SALEEN / FORD MUSTANG IN RETROSPECT

By: LARRY ROBERTS on October 30, 1998
Original Article: www.theautochannel.com

Sometimes when I get Steve Saleen’s press releases about his Team Saleen endeavors both on the race track and in the showroom, I get the feeling that he was born after his time. He should have been in the business of building specially-built sports cars in the ’60s when Carroll Shelby, Dan Gurney and the other Southern California hot-rodders-turned-car-constructors were in their hey-days. They built cars for the SCCA Trans Am series for pony cars and became house-hold names to American road racing fans.

It’s not that Saleen has done badly. Quite the contrary. Starting in ’84 with the “Fox” platform Mustang, he’s built a successful business of modifying Ford Mustangs into Saleen Mustangs that are changed enough cosmetically so that buyers of his slick speedsters won’t have their mounts mistaken for the Dearborn version and souped-up enough so that the drivers of most other cars on the street will only get a view of Saleen tailpipes. And he’s done it with the approval of our federal government, a daunting task in itself.

But the promotional venue that Saleen shines in is his participation in racing. In his early years, Saleen himself drove sports car races in semi-pro SCCA events, branched out into driving Saleen-prepared Ford Rangers in the now defunct SCCA series for mini-pickups and even into an unsuccessful stab at the Indy 500, as I recall.

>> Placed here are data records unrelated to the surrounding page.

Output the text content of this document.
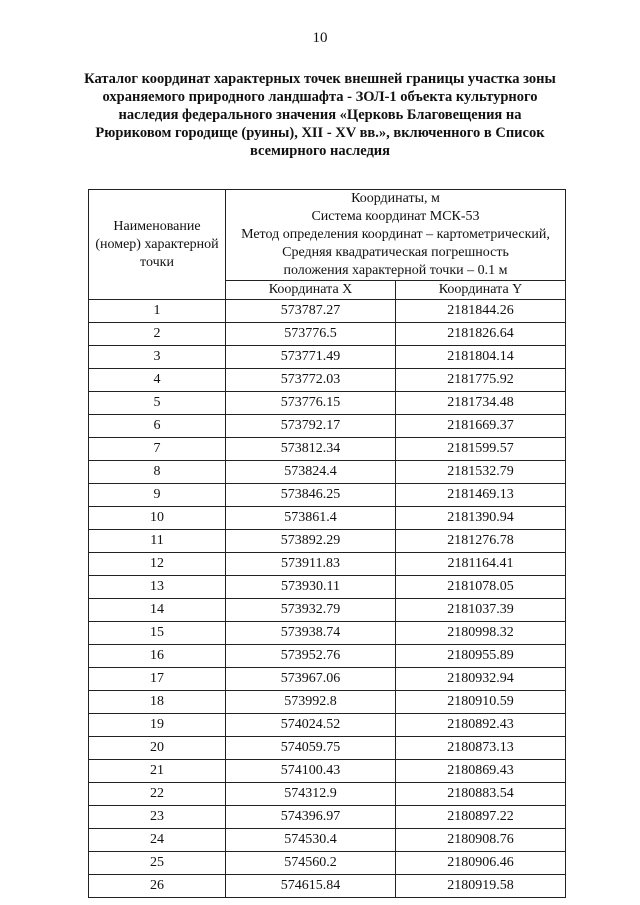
10
Каталог координат характерных точек внешней границы участка зоны охраняемого природного ландшафта - ЗОЛ-1 объекта культурного наследия федерального значения «Церковь Благовещения на Рюриковом городище (руины), XII - XV вв.», включенного в Список всемирного наследия
Наименование (номер) характерной точки	Координаты, м
Система координат МСК-53
Метод определения координат – картометрический,
Средняя квадратическая погрешность
положения характерной точки – 0.1 м	

	Координата X	Координата Y
1	573787.27	2181844.26
2	573776.5	2181826.64
3	573771.49	2181804.14
4	573772.03	2181775.92
5	573776.15	2181734.48
6	573792.17	2181669.37
7	573812.34	2181599.57
8	573824.4	2181532.79
9	573846.25	2181469.13
10	573861.4	2181390.94
11	573892.29	2181276.78
12	573911.83	2181164.41
13	573930.11	2181078.05
14	573932.79	2181037.39
15	573938.74	2180998.32
16	573952.76	2180955.89
17	573967.06	2180932.94
18	573992.8	2180910.59
19	574024.52	2180892.43
20	574059.75	2180873.13
21	574100.43	2180869.43
22	574312.9	2180883.54
23	574396.97	2180897.22
24	574530.4	2180908.76
25	574560.2	2180906.46
26	574615.84	2180919.58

Saleen’s fortunes took a quantum leap a few years ago when he took in Tim Allen, star of the TV series “Home Improvement,” as a partner and formed Saleen/Allen “RRR” Speedlab to build and campaign Saleen SR351 Mustangs in various road races. Allen himself did some of the driving in these events but it quickly showed that simply enjoying cars and owning part of a racing team doesn’t qualify a person to strap himself into a racer and get into the thick of the action. When I saw Allen drive a Saleen/Mustang at Sears Point Raceway in Northern California a few years ago, he was nine seconds off the pace and the regular Saleen pilots had a task in hand to make up the time. I haven’t heard of Allen driving for a while and I suspect that it dawned on him and his TV producers that a guy can get hurt in professional racing if he’s not up to the pace. He did drive at Grand Rapids, Michigan this year where he placed 14th.

For 1998 Steve Saleen and his Saleen/Allen “RRR” Speedlab team pretty much concentrated on the Sports Car Club of America (SCCA) World Challenge T1 series for more-or-less production-based sports cars (as opposed to the purpose-built SCCA Trans Am “tube frame” cars), and to say that Saleen was a big fish in the fairly small pond is an understatement. His star driver, Terry Boscheller, won five of the nine races outright and placed second enough times to win the Manufacturer’s Cup for the Southern California-based company as well as the Driver’s Championship for himself.

Although the World Challenge is considered a Saturday warmer-upper race for Trans Am and other more premium events, the Saleen team won against such classy car-and-driver combinations as Bobby Archer, a long-time Chrysler driver, piloting a Dodge Viper GTS and Peter Cunningham in a factory Acura NSX.

For ’98, Steve Saleen is branching out into other auto fields like videos, jackets and tee-shirts, club memberships and other booster merchandise. He also produces a line of special Saleen/Mustangs for a Budget rental fleet in the Los Angeles area.

On second thought, I think that Steve Saleen is in his correct time frame. He’s too much of a business man to have been able to acclimatize his organization to those wild and loose days of the ’60s.